The system boundary is a critical factor in the comparability of results between LCA studies. The system boundary determines the extent of the life cycle to be included in the study, and the choice of system boundary can have a significant impact on the results of the study. For example, a study with a narrow system boundary may not include all environmental impacts associated with a technology or product, while a study with a broad system boundary may include environmental impacts that are not related to the technology or product [6].

The choice of system boundary can also impact the level of detail and accuracy of the results. For example, a narrow system boundary might provide a detailed analysis of specific processes within the technology but may not fully capture the overall environmental impact of the technology. On the other hand, a broad system boundary might provide a comprehensive view of the technology but may not provide the level of detail necessary to evaluate specific processes or impacts. Therefore, it is essential to indicate the extent of inclusion or exclusion of the processes in the system boundary. Studies comparing similar systems should attempt to include the necessary processes required for a fair comparison and evaluation with existing technologies.

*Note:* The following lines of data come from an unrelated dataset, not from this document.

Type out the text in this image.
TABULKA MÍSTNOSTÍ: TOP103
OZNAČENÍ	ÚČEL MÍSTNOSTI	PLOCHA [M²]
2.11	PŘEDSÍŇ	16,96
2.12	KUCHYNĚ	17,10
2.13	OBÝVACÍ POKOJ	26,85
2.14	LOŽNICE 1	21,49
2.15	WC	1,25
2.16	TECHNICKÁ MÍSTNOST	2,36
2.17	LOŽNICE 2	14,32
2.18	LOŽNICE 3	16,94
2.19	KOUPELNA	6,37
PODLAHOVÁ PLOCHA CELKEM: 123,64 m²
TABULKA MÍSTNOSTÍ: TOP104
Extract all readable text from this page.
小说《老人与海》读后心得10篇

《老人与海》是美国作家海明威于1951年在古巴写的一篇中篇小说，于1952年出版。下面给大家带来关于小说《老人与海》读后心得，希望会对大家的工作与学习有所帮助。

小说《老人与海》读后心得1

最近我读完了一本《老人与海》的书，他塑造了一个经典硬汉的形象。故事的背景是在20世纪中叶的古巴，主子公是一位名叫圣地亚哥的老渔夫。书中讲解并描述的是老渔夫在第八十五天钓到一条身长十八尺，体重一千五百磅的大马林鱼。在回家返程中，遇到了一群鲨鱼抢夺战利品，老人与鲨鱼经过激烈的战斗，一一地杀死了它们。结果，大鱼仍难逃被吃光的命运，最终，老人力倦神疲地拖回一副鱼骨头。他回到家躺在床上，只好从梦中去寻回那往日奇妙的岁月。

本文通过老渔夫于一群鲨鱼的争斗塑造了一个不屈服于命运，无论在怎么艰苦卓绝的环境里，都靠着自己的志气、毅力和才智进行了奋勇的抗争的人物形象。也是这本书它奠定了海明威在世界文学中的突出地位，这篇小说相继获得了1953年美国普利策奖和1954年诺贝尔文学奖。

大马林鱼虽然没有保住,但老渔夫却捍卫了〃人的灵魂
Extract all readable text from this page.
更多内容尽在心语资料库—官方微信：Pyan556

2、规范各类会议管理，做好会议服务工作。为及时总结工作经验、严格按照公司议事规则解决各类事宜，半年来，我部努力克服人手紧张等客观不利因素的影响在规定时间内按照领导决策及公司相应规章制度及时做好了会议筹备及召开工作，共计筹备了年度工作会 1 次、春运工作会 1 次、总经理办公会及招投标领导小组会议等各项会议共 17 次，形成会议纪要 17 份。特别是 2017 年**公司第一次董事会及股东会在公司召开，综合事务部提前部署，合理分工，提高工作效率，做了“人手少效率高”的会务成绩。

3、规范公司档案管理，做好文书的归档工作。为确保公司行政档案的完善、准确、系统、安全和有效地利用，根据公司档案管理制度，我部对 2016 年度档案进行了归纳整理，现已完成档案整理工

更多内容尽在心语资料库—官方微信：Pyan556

The choice of life cycle impact assessment methodology is another key factor in the comparability of results between LCA studies. Different methodologies have different strengths and weaknesses, and the choice of methodology can have a significant impact on the results of the study. For example, some methodologies may be more suitable for assessing the impact of emerging technologies, while others may be better suited for comparing the impact of different production processes [45].

In the impact assessment phase, the methodologies used to calculate the impacts can also vary, leading to different results. Some methodologies have additional regionalised impact categories, while others use global impact categories, which can result in significant differences in the results. Therefore, an appropriate choice of methodology representing the impacts for the system is necessary [33]. In addition, to improve comparability with previous and upcoming studies, it would be beneficial to include as many impact categories and methodologies as possible.

Using outdated LCIA methods can lead to incorrect conclusions as emerging technologies can cause unknown impacts in the future that are not captured by existing LCIA categories. Additionally, different characterisation factors are available for various impact categories, and it is suggested to perform the LCA with different characterisation factors [20].

Data availability is often limited in early-design-stage assessments, making it difficult to determine all impact categories [11]. Moreover, the potential environmental impacts of new substances may be overlooked, due to missing LCIA categories, insufficient LCI data, or a lack of knowledge about new impacts. Therefore, there is a need for using a standardised LCIA method when performing prospective LCA of emerging technologies.